Oracle AI

TagLast edit: Dec 30, 2024, 10:00 AM by Dakara

Oracle AI is a regularly proposed solution to the problem of developing Friendly AI. It is conceptualized as a super-intelligent system which is designed for only answering questions, and has no ability to act in the world. The name was first suggested by Nick Bostrom.

Safety

The question of whether Oracles – or just keeping an AGI forcibly confined—are safer than fully free AGIs has been the subject of debate for a long time. Armstrong, Sandberg and Bostrom discuss Oracle safety at length in their Thinking inside the box: using and controlling an Oracle AI. In the paper, the authors review various methods which might be used to measure an Oracle’s accuracy. They also try to shed some light on some weaknesses and dangers that can emerge on the human side, such as psychological vulnerabilities which can be exploited by the Oracle through social engineering. The paper discusses ideas for physical security (“boxing”), as well as problems involved with trying to program the AI to only answer questions. In the end, the paper reaches the cautious conclusion of Oracle AIs probably being safer than free AGIs.
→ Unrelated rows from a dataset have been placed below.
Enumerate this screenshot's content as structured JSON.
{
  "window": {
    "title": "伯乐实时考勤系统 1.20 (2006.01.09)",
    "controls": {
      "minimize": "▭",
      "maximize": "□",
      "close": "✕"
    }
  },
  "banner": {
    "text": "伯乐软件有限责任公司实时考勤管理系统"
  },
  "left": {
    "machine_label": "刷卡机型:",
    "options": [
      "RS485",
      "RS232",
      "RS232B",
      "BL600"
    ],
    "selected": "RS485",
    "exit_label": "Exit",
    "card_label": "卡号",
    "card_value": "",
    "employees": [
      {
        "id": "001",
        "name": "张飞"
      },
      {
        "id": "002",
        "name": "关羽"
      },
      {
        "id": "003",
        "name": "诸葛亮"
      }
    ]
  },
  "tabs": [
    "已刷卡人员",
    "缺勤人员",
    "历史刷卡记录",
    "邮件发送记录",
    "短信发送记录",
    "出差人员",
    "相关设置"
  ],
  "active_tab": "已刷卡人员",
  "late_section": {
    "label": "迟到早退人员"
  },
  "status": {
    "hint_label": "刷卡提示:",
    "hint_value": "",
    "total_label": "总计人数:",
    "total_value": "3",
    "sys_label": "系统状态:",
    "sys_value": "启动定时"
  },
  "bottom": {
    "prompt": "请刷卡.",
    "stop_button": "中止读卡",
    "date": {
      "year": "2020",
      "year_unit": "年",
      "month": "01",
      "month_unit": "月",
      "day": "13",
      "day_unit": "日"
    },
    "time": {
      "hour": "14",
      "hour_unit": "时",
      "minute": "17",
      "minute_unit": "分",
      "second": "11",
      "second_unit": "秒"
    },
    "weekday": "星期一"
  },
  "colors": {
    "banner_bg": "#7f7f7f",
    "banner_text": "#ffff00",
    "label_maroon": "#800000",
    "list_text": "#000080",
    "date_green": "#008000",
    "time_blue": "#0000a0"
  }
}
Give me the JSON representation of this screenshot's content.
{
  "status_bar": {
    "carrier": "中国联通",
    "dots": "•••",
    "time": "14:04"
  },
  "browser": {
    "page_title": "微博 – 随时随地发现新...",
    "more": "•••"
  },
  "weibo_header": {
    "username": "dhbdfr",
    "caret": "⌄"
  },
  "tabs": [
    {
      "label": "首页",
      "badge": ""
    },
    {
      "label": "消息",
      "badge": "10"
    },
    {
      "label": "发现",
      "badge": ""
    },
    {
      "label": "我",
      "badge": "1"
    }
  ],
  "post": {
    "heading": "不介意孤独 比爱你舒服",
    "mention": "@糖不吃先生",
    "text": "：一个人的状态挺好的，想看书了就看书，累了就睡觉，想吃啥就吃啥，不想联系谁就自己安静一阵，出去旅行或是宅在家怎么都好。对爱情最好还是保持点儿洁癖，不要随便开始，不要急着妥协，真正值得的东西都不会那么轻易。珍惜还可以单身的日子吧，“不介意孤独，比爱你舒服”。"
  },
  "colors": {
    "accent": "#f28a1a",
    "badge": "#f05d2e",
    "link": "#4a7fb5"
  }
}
In a related work, Dreams of Friendliness, Eliezer Yudkowsky gives an informal argument stating that all oracles will be agent-like, that is, driven by its own goals. He rests on the idea that anything considered “intelligent” must choose the correct course of action among all actions available. That means that the Oracle will have many possible things to believe, although very few of them are correct. Therefore believing the correct thing means some method was used to select the correct belief from the many incorrect beliefs. By definition, this is an optimization process which has a goal of selecting correct beliefs.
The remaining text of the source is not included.